Immigration, and the minister, can't claim that they are unaware of the ramifications of the decision to evict the Garcias. The Claud Switzer Memorial Trust has gone to great lengths to explain why it cannot afford to lose this woman.

It has explained, many times, that compliance with the requirement to advertise her position by every means possible on an annual basis has failed to produce a New Zealander who can or wants to do the job.

Juliet Garcia is probably as close as anyone can get to being indispensable, in a community that often has difficulty recruiting skilled staff for reasons that this Government is well aware of. None of that has had any impact whatsoever. The rules, it seems, are the rules. And they keep changing.

Qualify and you can stay, Immigration said in 2016. Qualify she did. And now she has to go.

It's not as though Mrs Garcia and the trust have not had support. Northland MP Matt King was the most recent to appeal on her behalf, to no avail. Despite his best efforts he could not persuade Mr Faafoi to intervene.

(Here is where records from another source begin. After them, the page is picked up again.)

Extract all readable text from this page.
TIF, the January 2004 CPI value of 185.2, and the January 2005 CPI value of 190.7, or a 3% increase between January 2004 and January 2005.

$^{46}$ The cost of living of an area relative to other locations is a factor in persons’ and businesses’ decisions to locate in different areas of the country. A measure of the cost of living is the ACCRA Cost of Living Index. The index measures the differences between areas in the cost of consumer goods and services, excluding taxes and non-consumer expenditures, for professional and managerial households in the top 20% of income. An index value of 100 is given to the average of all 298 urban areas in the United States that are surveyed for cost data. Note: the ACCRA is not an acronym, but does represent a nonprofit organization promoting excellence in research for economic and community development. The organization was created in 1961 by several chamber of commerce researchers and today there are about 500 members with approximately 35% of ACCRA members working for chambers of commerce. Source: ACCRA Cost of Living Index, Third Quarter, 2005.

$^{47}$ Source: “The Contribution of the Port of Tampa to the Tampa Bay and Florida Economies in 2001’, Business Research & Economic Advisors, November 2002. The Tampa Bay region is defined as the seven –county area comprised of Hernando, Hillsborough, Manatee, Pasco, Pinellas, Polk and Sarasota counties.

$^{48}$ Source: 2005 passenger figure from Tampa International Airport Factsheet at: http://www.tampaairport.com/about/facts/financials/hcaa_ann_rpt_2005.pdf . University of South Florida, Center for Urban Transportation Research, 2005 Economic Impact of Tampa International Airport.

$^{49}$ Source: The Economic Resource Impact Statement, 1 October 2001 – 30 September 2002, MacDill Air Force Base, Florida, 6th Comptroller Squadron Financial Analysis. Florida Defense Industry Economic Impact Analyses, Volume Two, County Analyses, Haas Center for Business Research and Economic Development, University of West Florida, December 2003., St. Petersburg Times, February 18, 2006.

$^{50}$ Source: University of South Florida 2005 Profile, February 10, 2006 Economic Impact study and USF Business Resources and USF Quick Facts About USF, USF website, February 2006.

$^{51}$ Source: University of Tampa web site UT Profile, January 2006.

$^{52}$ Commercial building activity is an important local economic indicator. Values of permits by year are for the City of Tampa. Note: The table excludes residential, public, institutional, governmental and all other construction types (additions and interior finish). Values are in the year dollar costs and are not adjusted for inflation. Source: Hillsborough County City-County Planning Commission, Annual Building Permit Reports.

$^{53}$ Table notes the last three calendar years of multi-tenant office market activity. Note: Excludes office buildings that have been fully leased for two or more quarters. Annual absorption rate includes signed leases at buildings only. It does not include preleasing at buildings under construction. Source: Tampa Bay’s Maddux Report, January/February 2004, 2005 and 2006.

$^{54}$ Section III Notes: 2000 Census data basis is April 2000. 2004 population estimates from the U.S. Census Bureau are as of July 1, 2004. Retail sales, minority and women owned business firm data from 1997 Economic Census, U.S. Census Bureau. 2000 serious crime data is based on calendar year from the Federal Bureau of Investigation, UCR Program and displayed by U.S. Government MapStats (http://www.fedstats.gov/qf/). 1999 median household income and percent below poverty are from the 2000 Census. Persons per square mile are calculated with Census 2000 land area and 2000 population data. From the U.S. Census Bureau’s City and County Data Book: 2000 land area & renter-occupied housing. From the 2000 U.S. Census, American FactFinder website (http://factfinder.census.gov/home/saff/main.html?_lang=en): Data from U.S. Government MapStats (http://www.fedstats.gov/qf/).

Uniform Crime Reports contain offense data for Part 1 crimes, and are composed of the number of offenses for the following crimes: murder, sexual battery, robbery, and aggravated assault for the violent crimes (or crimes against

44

Unless the minister changed his mind, Mr King said last week, he feared that Mrs Garcia was "pretty much buggered".

Well done Mr Faafoi.

We're not entirely out of options though. The next step will be to appeal to Te Tai Tokerau MP Kelvin Davis. He, surely, can be relied upon to take a more intelligent and empathic view. Kaitaia, after all, is his home town. He knows Switzer Residential Care.

He must be keenly aware of the need to provide the best of care for the frail elderly, and of the constant challenge the trust faces in delivering that care.

Mr Davis might well be Juliet Garcia's last hope, although the omens aren't especially flash. The trust has already appealed to him, and as of last week had received no more than an acknowledgement that its message had been received.

Hopefully Mr Davis can give the issue the urgency it demands. Maybe he can enlighten Mr Faafoi. Maybe he could offer to bring the minister home one weekend to go fishing, and call in at Switzer on the way past to get a first-hand idea of its recruiting problems.

Maybe he could encourage Mr Faafoi to have a quiet word with Health Minister David Clark, who hopefully has a better grasp of the challenges facing the aged care sector.

Between them, maybe Mr Davis and Mr Clark could help Mr Faafoi understand that the decision to evict the Garcias, and his refusal to intervene, is not only wrong, but dumb.

Perhaps it would be different if Mrs Garcia was a recent arrival, but she isn't. She has been here, doing a very good job in a very demanding field, for 11 years. Throughout that time Immigration has accepted that she has not been keeping a New Zealander out of a job.

She still isn't. She and her husband are not appealing for residence on the basis of promises yet to be kept. They have done all that could possibly have been asked of them to prove that they are the sort of people this country, and the Far North more than most, desperately needs.

To be told now, 11 years on, that they are not required, and worse, not welcome, is a travesty.

If this Government is genuinely working in the best interests of people and communities, it will rescind Immigration's decision to deport this couple. It can do that with the stroke of a pen, and with no fear of criticism from any quarter. That it refuses to do so, with all the information that has been provided, is inexplicable and indefensible.